Seltsame Dinge gehen in Bacurau vor: Der Wassertank, der das Dorf versorgen soll, wurde beschossen. Plötzlich haben die Bewohner keinen Handyempfang mehr. Auch auf Google Maps ist der Ort wie vom Erdboden verschwunden.

Der Grund dafür kristallisiert sich in diesem äußerst langsam erzählten, in der nahen Zukunft spielenden Drama erst nach und nach heraus: Korrupte Politiker verkauften die Bürger an eine Gruppe reicher Amerikaner um den deutschstämmigen Michael (Udo Kier), die das Kaff in der brasilianischen Provinz für eine Safari nutzen wollen. Im Visier haben sie kein Großwild, ihre Mission ist die Menschenjagd.

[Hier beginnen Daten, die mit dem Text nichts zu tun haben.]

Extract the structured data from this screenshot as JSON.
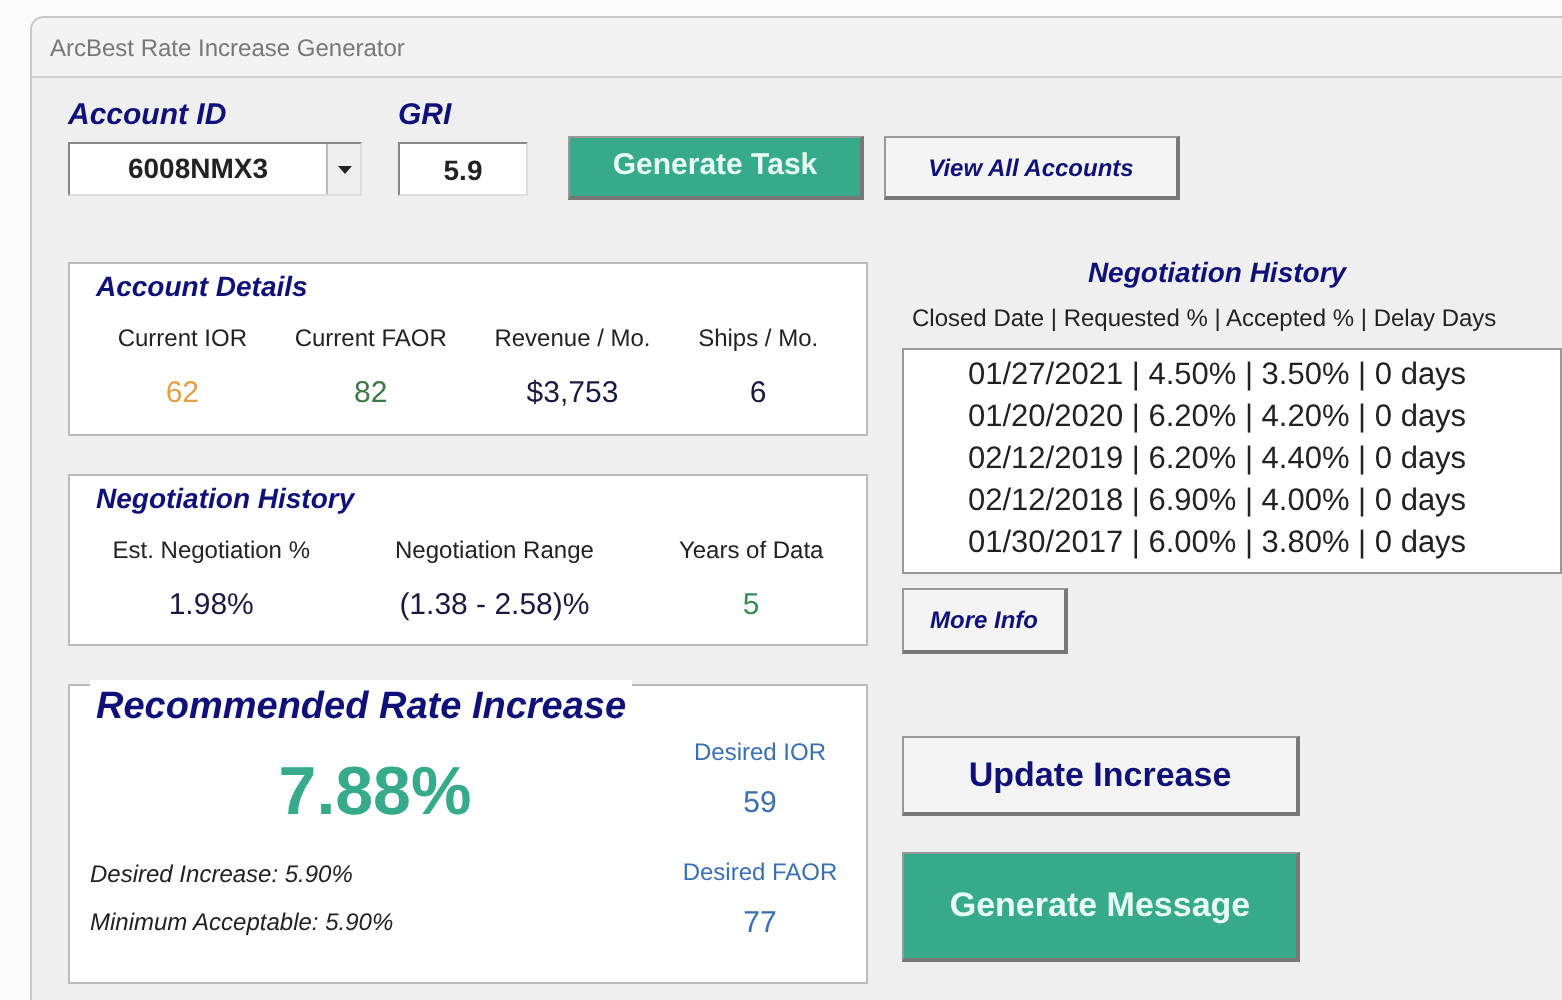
{
  "window": {
    "title": "ArcBest Rate Increase Generator"
  },
  "account": {
    "label": "Account ID",
    "value": "6008NMX3"
  },
  "gri": {
    "label": "GRI",
    "value": "5.9"
  },
  "top_buttons": [
    {
      "label": "Generate Task",
      "kind": "accent"
    },
    {
      "label": "View All Accounts",
      "kind": "plain"
    }
  ],
  "account_details": {
    "title": "Account Details",
    "fields": [
      {
        "label": "Current IOR",
        "value": "62",
        "color": "#e0a246"
      },
      {
        "label": "Current FAOR",
        "value": "82",
        "color": "#3d7a45"
      },
      {
        "label": "Revenue / Mo.",
        "value": "$3,753",
        "color": "#1a1a40"
      },
      {
        "label": "Ships / Mo.",
        "value": "6",
        "color": "#1a1a40"
      }
    ]
  },
  "negotiation_summary": {
    "title": "Negotiation History",
    "fields": [
      {
        "label": "Est. Negotiation %",
        "value": "1.98%",
        "color": "#1a1a40"
      },
      {
        "label": "Negotiation Range",
        "value": "(1.38 - 2.58)%",
        "color": "#1a1a40"
      },
      {
        "label": "Years of Data",
        "value": "5",
        "color": "#3d8a5a"
      }
    ]
  },
  "recommended": {
    "title": "Recommended Rate Increase",
    "value": "7.88%",
    "notes": [
      "Desired Increase: 5.90%",
      "Minimum Acceptable: 5.90%"
    ],
    "targets": [
      {
        "label": "Desired IOR",
        "value": "59"
      },
      {
        "label": "Desired FAOR",
        "value": "77"
      }
    ]
  },
  "history": {
    "title": "Negotiation History",
    "header": "Closed Date | Requested % | Accepted % | Delay Days",
    "rows": [
      "01/27/2021 | 4.50% | 3.50% | 0 days",
      "01/20/2020 | 6.20% | 4.20% | 0 days",
      "02/12/2019 | 6.20% | 4.40% | 0 days",
      "02/12/2018 | 6.90% | 4.00% | 0 days",
      "01/30/2017 | 6.00% | 3.80% | 0 days"
    ],
    "more_button": "More Info"
  },
  "actions": [
    {
      "label": "Update Increase",
      "kind": "plain"
    },
    {
      "label": "Generate Message",
      "kind": "accent"
    }
  ]
}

Kleber Mendonça Filho, der mit seinen politisch engagierten Filmen schon mehrfach in den Wettbewerb nach Cannes eingeladen war, erarbeitete sein neues Werk „Bacurau“ mit Co-Autor und Co-Regisseur Juliano Dornelles. Ihre Parabel auf rechtsextreme Bewegungen, wie sie in Brasilien mit Jair Bolsonaro gerade die Macht übernommen haben, ist zwar politisch hochaktuell, künstlerisch aber zu holzschnittartig.

In Erinnerung bleibt vor allem der stechende Blick, das Markenzeichen von Udo Kier. Seine Augen sind der eigentliche Hauptdarsteller eines Films, der in Cannes zwar gemeinsam mit „Les Misérables“ den Preis der Jury erhielt, bei der Pressevorführung auf dem Münchner Filmfest aber sein Publikum nicht bei der Stange halten konnte.

Die Abwanderungswellen waren die Quittung dafür, dass das brasilianische Regie-Team ihr sehr berechtigtes Anliegen, vor menschenverachtenden Auswüchsen des Rechtsextremismus zu warnen, in einem so langatmigen und vorhersehbaren Plot verpackten, der pflichtschuldig in ein Neo-Western-Finale mündete, das mit Sam Peckinpah und Sergio Leone verglichen wurde, jedoch weit hinter diesen Vorbildern zurückbleibt.

Nach der Auszeichnung in Cannes feierte „Bacaurau“ seine Deutschland-Premiere im Wettbewerb des Münchner Filmfests. Bisher hat der Film noch keinen deutschen Verleih.